Il y a des projets que l’on construit avec méthode, et d’autres qui s’imposent sans prévenir. Ce livre montagne appartient clairement à la seconde catégorie. Pendant longtemps, je ne cherche pas à écrire un livre. J’écris simplement de la poésie de montagne, presque instinctivement, sans objectif précis, sans volonté de publication. Les mots viennent souvent en montagne, au fil des heures de marche, dans ces moments où l’on avance sans distraction, ou bien au retour, lorsque l’expérience se dépose et prend une autre forme.
Cette écriture de montagne ne naît pas par hasard. Elle répond à un besoin plus ancien, présent depuis plusieurs années : celui de partager ces ressentis si particuliers que je vis en montagne. Pendant longtemps, je cherche une manière de les transmettre. Mon premier réflexe est de me tourner vers la vidéo : j’ai une chaîne YouTube personnelle où je publie des films de mes sorties en montagne. Elle me semble être le moyen le plus naturel pour restituer une ambiance, une lumière, un instant. Mais très vite, les contraintes techniques, le temps de production et la difficulté à capter fidèlement ce que je ressens me freinent. Je me rends compte que ce médium ne me permet pas d’aller à l’essentiel.
C’est donc plus tard que je me tourne vers le texte. Plus direct, plus simple, plus fidèle à ce que je cherche à exprimer. L’écriture devient alors une évidence. Mais je garde ce lien avec l’image. Pour relier les deux, je commence à mettre en scène mes textes dans un univers visuel très simple : des montages où l’on voit un livre tenu en montagne, comme si cet objet existait déjà. Comme si ce livre montagne était déjà là, entre mes mains, posé au milieu des sommets.

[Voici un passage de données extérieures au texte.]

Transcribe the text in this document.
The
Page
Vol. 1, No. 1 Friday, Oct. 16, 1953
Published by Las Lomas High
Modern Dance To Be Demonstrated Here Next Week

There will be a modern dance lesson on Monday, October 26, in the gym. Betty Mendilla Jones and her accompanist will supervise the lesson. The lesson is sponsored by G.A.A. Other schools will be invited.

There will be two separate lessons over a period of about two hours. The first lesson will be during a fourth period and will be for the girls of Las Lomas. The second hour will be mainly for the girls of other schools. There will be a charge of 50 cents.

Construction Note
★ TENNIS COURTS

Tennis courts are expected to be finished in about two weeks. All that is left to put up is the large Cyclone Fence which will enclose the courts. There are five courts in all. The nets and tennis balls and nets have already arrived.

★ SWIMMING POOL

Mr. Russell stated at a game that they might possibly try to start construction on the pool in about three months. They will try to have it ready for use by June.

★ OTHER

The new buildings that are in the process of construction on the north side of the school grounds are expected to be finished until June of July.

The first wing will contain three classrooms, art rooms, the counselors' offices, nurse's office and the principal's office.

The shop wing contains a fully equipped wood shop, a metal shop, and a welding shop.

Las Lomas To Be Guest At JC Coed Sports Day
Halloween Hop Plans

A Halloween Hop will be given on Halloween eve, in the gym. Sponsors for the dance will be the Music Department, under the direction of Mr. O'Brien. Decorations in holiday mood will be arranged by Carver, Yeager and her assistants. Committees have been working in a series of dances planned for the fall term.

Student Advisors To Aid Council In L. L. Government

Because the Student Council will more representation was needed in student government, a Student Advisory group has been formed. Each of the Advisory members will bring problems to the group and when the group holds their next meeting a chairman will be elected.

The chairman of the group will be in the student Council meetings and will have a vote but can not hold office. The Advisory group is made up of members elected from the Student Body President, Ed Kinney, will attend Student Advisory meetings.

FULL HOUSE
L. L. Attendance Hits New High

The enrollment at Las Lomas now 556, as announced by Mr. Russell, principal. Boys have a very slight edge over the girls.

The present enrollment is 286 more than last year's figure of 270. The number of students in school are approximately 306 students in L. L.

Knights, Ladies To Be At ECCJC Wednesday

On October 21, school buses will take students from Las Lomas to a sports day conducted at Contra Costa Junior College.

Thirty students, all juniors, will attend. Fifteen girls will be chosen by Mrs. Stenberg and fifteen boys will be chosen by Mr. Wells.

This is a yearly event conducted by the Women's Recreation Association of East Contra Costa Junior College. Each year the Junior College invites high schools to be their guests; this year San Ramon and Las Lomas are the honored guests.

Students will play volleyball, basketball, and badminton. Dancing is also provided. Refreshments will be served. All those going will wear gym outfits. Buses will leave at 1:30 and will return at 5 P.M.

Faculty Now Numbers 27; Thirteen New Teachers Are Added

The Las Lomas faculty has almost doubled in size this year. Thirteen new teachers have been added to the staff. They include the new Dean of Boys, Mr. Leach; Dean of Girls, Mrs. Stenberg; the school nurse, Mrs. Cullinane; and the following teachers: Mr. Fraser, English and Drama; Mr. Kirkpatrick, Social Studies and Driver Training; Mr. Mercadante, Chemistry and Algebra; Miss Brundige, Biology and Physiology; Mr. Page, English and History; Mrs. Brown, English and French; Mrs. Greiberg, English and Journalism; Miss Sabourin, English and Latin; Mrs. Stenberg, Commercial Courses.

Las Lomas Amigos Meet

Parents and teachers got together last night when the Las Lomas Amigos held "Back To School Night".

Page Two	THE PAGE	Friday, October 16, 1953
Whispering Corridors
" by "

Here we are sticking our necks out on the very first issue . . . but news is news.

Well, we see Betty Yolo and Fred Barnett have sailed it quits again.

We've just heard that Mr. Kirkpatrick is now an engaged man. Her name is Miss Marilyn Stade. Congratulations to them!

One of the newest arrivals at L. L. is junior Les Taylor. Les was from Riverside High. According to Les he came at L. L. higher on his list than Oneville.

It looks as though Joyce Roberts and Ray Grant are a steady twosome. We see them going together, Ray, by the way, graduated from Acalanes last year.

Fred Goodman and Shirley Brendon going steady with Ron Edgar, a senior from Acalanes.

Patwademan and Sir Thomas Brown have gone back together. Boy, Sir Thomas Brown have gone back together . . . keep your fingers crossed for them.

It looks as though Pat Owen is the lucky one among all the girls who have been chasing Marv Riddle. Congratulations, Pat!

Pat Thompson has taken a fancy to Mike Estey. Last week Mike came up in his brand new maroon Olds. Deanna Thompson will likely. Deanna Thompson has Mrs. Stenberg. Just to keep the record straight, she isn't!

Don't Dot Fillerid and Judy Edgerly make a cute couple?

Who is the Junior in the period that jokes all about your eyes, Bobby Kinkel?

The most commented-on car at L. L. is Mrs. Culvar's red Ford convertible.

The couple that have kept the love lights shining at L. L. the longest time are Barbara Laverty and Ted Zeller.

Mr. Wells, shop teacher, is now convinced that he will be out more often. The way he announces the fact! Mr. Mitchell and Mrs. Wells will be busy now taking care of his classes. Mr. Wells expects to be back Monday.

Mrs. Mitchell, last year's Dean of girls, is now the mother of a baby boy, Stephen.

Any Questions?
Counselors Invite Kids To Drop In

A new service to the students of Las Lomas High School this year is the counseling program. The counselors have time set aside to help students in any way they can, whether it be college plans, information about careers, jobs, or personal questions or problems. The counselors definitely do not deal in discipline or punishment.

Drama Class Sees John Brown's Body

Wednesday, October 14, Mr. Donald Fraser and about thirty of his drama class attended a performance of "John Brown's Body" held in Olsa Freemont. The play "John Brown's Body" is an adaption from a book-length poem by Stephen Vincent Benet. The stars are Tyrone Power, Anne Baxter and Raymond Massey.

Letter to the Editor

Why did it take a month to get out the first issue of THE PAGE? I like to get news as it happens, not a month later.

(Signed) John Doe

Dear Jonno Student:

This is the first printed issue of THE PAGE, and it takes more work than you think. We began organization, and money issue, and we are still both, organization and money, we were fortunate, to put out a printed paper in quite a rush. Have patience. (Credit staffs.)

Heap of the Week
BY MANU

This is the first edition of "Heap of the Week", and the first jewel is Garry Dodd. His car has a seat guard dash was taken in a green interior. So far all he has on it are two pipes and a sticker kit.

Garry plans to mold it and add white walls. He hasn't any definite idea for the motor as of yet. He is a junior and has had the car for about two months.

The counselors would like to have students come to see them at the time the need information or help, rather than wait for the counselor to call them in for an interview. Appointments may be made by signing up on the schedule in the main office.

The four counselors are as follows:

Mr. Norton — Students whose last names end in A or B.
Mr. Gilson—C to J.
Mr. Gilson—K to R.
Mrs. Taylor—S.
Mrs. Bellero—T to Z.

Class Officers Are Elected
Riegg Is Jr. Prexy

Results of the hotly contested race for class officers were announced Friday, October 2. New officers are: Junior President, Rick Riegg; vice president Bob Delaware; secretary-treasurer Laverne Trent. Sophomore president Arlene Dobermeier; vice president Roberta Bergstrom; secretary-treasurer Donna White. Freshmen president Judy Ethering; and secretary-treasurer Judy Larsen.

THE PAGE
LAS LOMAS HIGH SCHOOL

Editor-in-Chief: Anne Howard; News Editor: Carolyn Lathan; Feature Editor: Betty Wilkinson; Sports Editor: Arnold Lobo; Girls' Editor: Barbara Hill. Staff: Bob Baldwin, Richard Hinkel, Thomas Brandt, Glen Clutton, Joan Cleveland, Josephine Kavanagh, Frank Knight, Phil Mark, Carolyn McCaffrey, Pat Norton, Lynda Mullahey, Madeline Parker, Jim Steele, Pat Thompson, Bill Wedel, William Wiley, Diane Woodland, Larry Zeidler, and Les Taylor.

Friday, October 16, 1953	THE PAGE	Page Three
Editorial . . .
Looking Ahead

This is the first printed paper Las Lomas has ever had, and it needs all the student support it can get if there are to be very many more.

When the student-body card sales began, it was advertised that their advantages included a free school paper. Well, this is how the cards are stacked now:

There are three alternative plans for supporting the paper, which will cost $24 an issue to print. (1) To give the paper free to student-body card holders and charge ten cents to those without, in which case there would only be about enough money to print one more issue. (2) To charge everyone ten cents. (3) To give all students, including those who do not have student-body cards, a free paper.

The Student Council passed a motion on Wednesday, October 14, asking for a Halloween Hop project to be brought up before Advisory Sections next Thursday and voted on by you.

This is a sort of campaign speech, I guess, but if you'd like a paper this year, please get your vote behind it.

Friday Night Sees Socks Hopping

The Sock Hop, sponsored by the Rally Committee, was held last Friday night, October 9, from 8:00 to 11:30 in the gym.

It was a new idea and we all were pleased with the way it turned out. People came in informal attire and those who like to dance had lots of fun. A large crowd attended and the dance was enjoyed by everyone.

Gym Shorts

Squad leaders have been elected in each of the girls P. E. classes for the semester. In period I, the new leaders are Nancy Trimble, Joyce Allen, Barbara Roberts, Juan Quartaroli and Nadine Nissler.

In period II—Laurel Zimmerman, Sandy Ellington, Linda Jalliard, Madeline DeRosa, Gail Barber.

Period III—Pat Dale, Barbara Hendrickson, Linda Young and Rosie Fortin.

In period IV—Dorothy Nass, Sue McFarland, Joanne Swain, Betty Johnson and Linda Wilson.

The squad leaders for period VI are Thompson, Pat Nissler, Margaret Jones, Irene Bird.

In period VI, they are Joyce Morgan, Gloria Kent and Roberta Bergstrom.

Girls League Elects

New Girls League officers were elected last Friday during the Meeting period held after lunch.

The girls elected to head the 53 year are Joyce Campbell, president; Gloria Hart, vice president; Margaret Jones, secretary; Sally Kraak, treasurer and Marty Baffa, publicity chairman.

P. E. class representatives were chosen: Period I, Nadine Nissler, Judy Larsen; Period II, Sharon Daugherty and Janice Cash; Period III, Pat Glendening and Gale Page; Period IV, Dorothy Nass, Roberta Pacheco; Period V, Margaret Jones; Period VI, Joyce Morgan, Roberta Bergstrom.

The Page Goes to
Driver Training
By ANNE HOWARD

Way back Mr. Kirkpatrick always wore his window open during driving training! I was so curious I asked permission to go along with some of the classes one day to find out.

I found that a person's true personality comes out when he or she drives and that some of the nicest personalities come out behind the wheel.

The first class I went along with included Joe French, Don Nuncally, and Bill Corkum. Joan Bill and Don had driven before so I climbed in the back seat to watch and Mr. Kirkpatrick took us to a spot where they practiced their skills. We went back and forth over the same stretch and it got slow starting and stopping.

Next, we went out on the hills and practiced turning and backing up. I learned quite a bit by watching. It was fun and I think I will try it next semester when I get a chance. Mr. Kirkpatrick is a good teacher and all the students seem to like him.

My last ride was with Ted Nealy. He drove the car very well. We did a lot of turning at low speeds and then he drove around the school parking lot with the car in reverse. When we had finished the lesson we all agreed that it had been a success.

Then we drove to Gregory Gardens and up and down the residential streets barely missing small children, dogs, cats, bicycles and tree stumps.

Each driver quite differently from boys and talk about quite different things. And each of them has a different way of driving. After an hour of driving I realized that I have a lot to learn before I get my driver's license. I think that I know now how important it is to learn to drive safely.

Ces textes sont d’abord pour moi. Une manière de prolonger ce que la montagne fait naître, de tenter de comprendre ce qui se joue là-haut, dans le silence, dans l’effort, dans ces instants où l’on se retrouve face à soi-même sans échappatoire possible. La montagne agit comme un miroir, et l’écriture devient une manière de fixer ce qui, autrement, resterait insaisissable.
Puis, presque sans y prêter attention, je commence à partager ces textes de montagne sur les réseaux sociaux. Il n’y a pas de stratégie derrière, simplement l’envie de transmettre. Mais très vite, quelque chose se passe. Les retours sont nombreux, souvent inattendus. Certains lecteurs y retrouvent leurs propres interrogations, d’autres parlent d’émotions qu’ils n’ont jamais réussi à formuler. Une forme de lien se crée, discret mais réel.
Et une question revient régulièrement, comme un fil que je ne peux plus ignorer : “Existe-t-il une version papier ?” Sur le moment, je n’y prête pas forcément plus d’attention que cela. L’idée d’un livre montagne reste encore floue, presque abstraite. Mais peu à peu, elle s’installe. Elle ne naît pas comme un projet structuré, mais comme une évidence progressive.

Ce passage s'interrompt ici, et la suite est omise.